Flying over the Antarctic Plateau gave me my first glimpse of what the scenery would be like for the next few months… or rather lack-there-of. As a Colorado boy, I’m not accustomed to seeing the horizon so close to the ground. In every direction – nothing. Though I knew this would be the case, I didn’t realize what a nothing landscape really looked like until now.

We landed at about 2:30pm (it should be noted that the South Pole goes by McMurdo/New Zealand time for reasons of simplicity – they are the two biggest US bases on the continent and it’s therefore easier to keep them on the same time-zone) and hurried off the plane. We learned shortly that the temperature had dropped to -55°c (-67°f!) and the pilots had to get the plane back off the ground as quick as possible.

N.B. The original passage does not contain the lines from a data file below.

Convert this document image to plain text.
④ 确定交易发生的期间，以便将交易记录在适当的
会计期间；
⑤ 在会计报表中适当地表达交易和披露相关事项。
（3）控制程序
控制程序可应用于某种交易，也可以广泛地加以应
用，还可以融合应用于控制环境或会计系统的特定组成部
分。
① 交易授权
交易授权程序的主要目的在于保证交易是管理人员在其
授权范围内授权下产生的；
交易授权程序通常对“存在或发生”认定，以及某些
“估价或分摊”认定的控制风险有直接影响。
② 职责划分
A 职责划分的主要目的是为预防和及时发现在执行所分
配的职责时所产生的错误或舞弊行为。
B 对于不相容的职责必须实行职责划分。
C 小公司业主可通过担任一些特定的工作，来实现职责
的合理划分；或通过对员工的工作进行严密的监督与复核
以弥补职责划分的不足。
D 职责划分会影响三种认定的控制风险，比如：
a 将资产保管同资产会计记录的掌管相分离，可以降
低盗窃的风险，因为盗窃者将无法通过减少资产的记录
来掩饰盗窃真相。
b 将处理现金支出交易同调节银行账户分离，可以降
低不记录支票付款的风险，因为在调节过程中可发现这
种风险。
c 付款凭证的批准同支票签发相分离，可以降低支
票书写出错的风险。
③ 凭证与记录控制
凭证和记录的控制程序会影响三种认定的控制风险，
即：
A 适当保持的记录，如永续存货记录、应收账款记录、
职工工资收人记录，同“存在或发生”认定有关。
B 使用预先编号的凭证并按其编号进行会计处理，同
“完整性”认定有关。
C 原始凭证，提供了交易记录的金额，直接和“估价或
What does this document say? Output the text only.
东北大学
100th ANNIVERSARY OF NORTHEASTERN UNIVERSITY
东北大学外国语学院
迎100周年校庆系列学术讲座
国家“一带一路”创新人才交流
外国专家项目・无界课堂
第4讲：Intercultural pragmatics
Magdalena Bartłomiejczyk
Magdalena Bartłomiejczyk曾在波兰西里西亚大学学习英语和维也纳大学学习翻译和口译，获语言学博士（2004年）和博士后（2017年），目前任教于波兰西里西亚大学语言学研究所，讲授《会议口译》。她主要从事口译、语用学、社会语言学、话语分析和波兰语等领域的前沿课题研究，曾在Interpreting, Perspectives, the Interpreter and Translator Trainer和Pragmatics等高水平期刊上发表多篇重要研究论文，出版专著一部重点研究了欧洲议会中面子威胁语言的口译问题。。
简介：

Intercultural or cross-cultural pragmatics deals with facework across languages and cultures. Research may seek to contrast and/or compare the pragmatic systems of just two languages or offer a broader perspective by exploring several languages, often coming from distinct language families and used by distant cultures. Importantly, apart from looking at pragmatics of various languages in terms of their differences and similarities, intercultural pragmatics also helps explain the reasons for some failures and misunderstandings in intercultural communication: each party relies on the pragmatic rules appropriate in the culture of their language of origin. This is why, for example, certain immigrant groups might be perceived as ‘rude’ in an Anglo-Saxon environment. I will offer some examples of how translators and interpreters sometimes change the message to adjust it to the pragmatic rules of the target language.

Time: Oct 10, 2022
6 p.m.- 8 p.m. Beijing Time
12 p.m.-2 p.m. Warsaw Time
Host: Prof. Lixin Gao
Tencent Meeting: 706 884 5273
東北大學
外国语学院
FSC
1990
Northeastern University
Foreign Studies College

The “winter-overs” –the 47 people that spent the 7-month winter here alone- came out to the runway to greet us and help us with our bags. We were asked not to carry our own bags as the altitude (9,300ft is the actual altitude but barometrically speaking rises upwards of 11,000ft on any given day) can be dangerous to those coming directly from sea level.
We are the first new faces these people have seen in seven months. It’s interesting seeing them – pale-faced, awkward and well-bearded. They were happy to see us, but I think happier to see the fresh fruit we brought on the plane with us.
After a meal and a tour of the building I made myself comfortable in a temporary room (I’ll be moving to my permanent room in a week or two when they are able to thaw out the plumbing) and slept fitfully for the next ten hours.
So great to be here.





We were ushered from the plane to “Ivan” the Terra Bus entirely too quickly to take it all in and driven the mile into McMurdo for a late meal in the one and only cafeteria. After dinner I stole off for a run to Robert F. Scott’s 1904 hut from his Discovery expedition (the one that didn’t end up with his death). Where I encountered a dead seal that I later learned has been there for several years – the conditions have essentially mummified it. I continued my run out to Cape Evans and up the Ridge Trail. It was warm enough (-10f) for an easy run but cold enough that I wasn’t able to stop (not wearing enough clothes) or run fast (wind chill made it drop to –20/-25f). From the high point on the ridge I was able to look out across the Ross Ice Shelf at the mountains on the opposite side of the sea. At 10:30pm the sun was just beginning to go behind the horizon at a low, sweeping angle. At this time of year the sun never dips more than a few degrees below the horizon and even the middle of the night is bright enough that wooden blinds are used in the rooms in order to be able to sleep.